A city-run nonprofit that doles out millions of dollars to community groups with little oversight has hired a law firm to help restore its tax-exempt status, a step its chairman said was the latest in “righting the ship.”
The Philadelphia Activities Fund, which has a $2.5 million annual budget, had for years allowed district City Council members to unilaterally give away hundreds of thousands of dollars to groups and people of their choosing.
This week, the fund hired Chesire Law Group, a Germantown-based firm, with the goal of “getting the board professionalized,” according to Councilman Brian O’Neill, the fund’s chairman.
First step: Getting the fund’s federal charity status back.
The Inquirer reported last month that the IRS revoked the fund’s federal tax-exempt status nearly a decade ago for failure to file tax returns — a fact board members didn’t realize until being told by a reporter. Not having a federal tax exemption was essentially a violation of the fund’s bylaws.
Hiring the law firm is the latest step in a series of reforms since the Inquirer story. “It’s a good thing to get started on righting the ship,” O’Neill said.
What the law firm will do
A small, female-owned firm, Cheshire Law Group specializes in advising nonprofits. Its hiring followed the recommendation of Parks and Recreation Commissioner Kathryn Ott Lovell, who serves as the fund’s vice president but is a nonvoting member.

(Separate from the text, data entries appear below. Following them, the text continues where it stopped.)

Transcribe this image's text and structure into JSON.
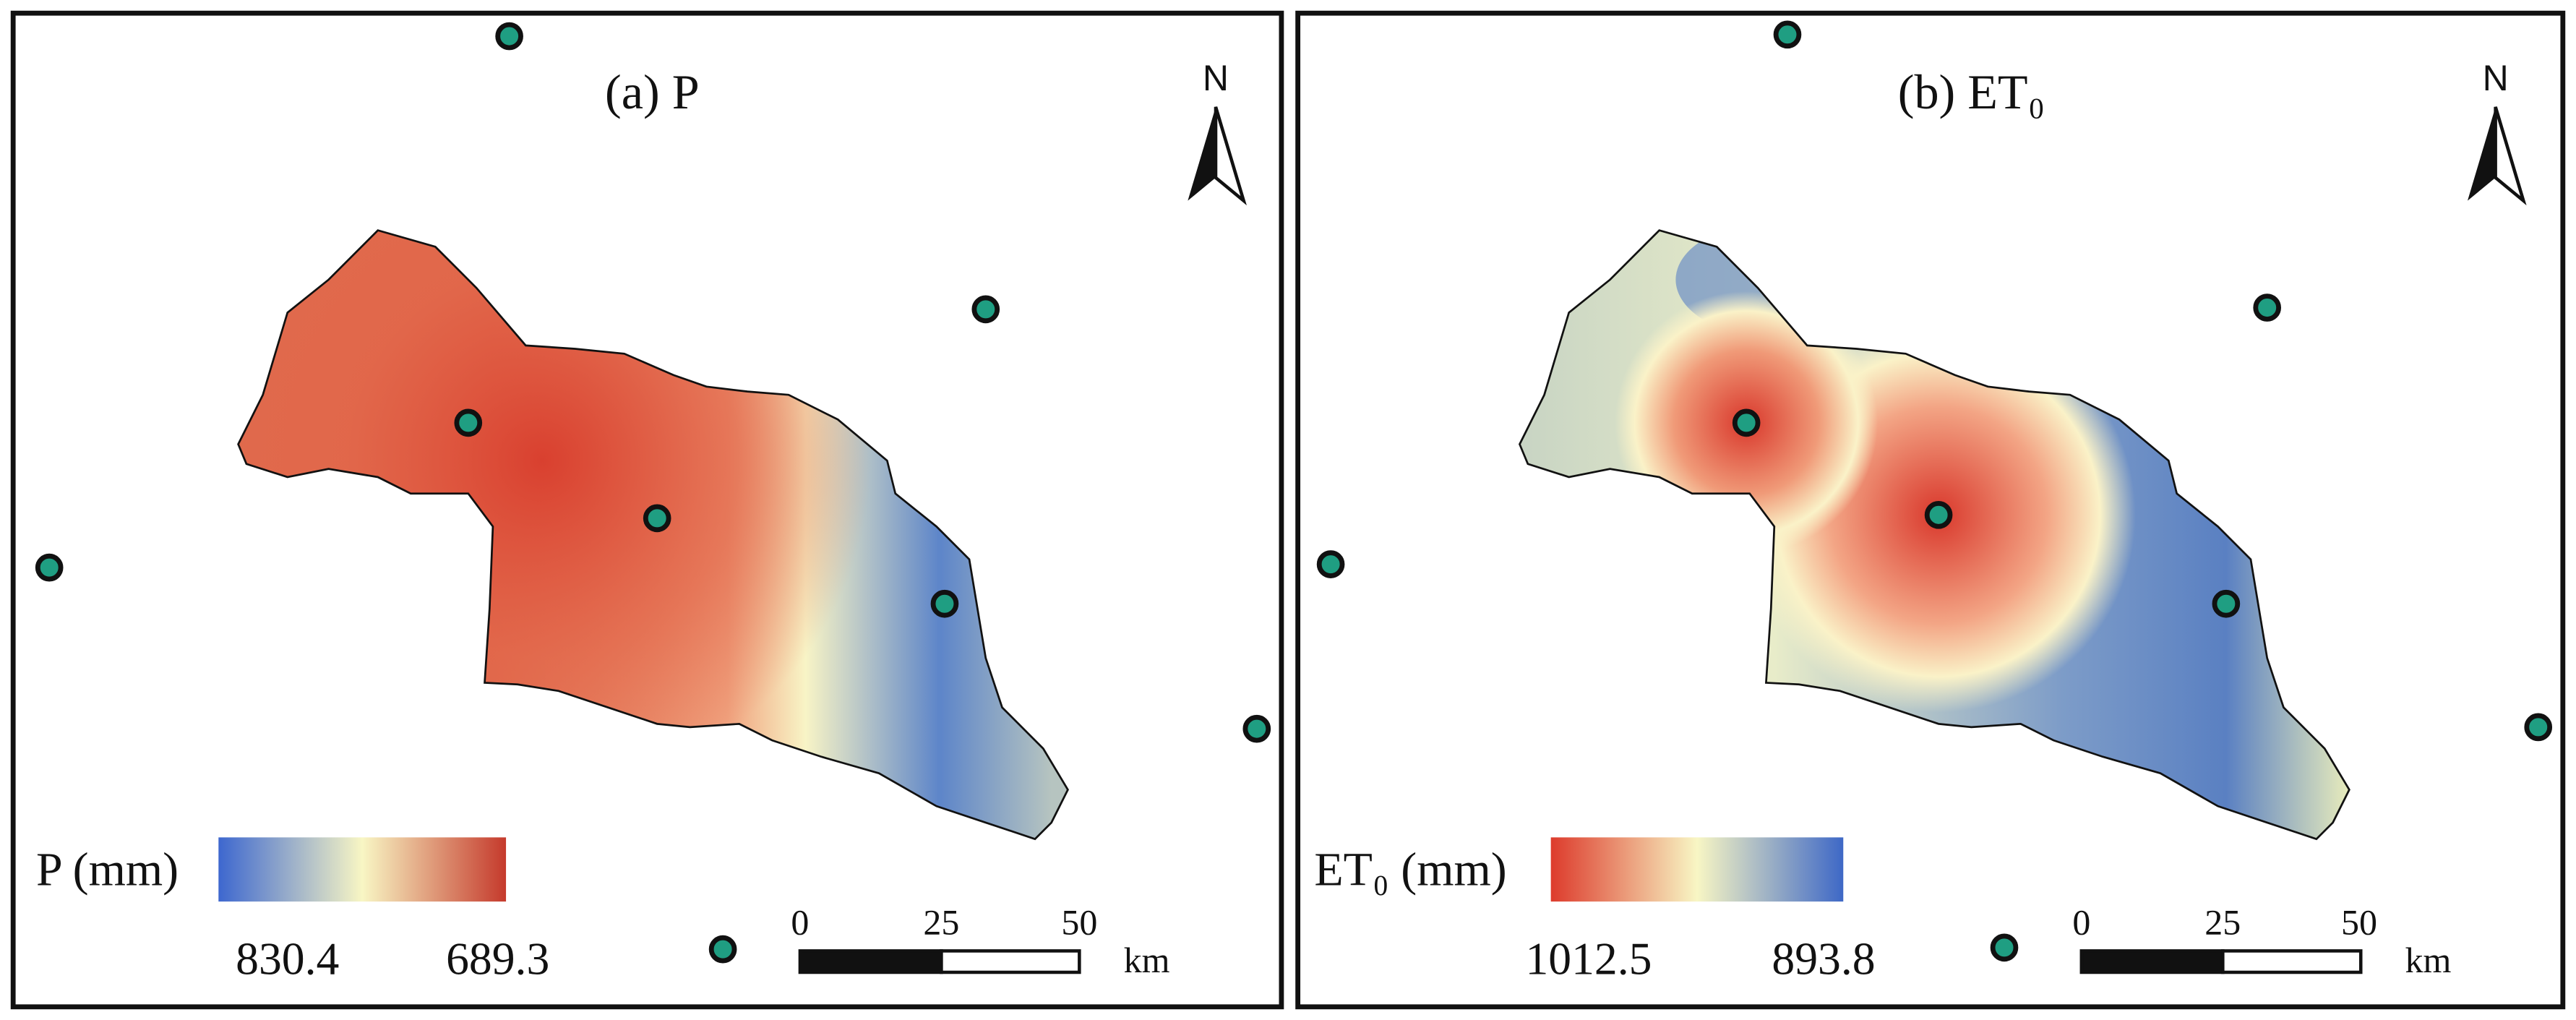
{
  "panels": [
    {
      "title": "(a) P",
      "north": "N",
      "legend": {
        "label": "P (mm)",
        "low": "830.4",
        "high": "689.3"
      },
      "scale_bar": {
        "ticks": [
          "0",
          "25",
          "50"
        ],
        "unit": "km"
      }
    },
    {
      "title": "(b) ET₀",
      "north": "N",
      "legend": {
        "label": "ET₀ (mm)",
        "low": "1012.5",
        "high": "893.8"
      },
      "scale_bar": {
        "ticks": [
          "0",
          "25",
          "50"
        ],
        "unit": "km"
      }
    }
  ]
}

O’Neill said a contract was signed Tuesday. The firm will be paid up to $340 an hour. The contract is capped at $30,000, since it was not publicly bid.
O’Neill said he wasn’t sure how long the lawyers would take to do the work. But he doesn’t expect them to reach the cap. He said he hopes to hire an auditor once the nonprofit lawyers have straightened out some of the legal and tax issues.
The fund’s board of directors consists of three Council members — O’Neill, Cindy Bass, and Jannie L. Blackwell — plus a Council staffer and three others with ties to the Parks and Recreation Department, including its commissioner, Kathryn Ott Lovell. Most of the members have previously served or run nonprofits.
It was only in the last year that the fund’s board began regularly meeting and started getting up to speed on the fund’s operations.
“We didn’t even have the bylaws until last meeting,” O’Neill said.
He said the board will review the bylaws to learn what it should be doing or what should be amended. “Some of it is pretty straightforward that hasn’t been followed but should be easy to fix,” he said.
Will closed-door meetings end?
Currently, the board meets behind closed doors, and decisions are left to district Council members’ discretion. Due to the opaque nature of the fund’s operations, nonprofit experts have suggested that the Activities Fund open its meetings to the public.
Beth Gazley, a professor and nonprofit expert at the Paul H. O’Neill School of Public and Environmental Affairs at Indiana University, said that cities sometimes create nonprofits to make grant-making easier, but that transparency can be lost.
“If you’re city-funded … you should have open meetings," she said. "There’s nothing wrong with that.”
O’Neill previously said open meetings wouldn’t be a good idea because board members wouldn’t be as candid. But this week he said he’s been giving it thought and looking into what other nonprofits do.
He said he one model that might work is to keep personnel and legal matters in a closed executive session — as most public bodies do — but otherwise hold public meetings for decisions.
Both Bass and Blackwell said they would agree to public meetings.
“I don’t mind having meetings open to the public about the Activities Fund,” Blackwell said.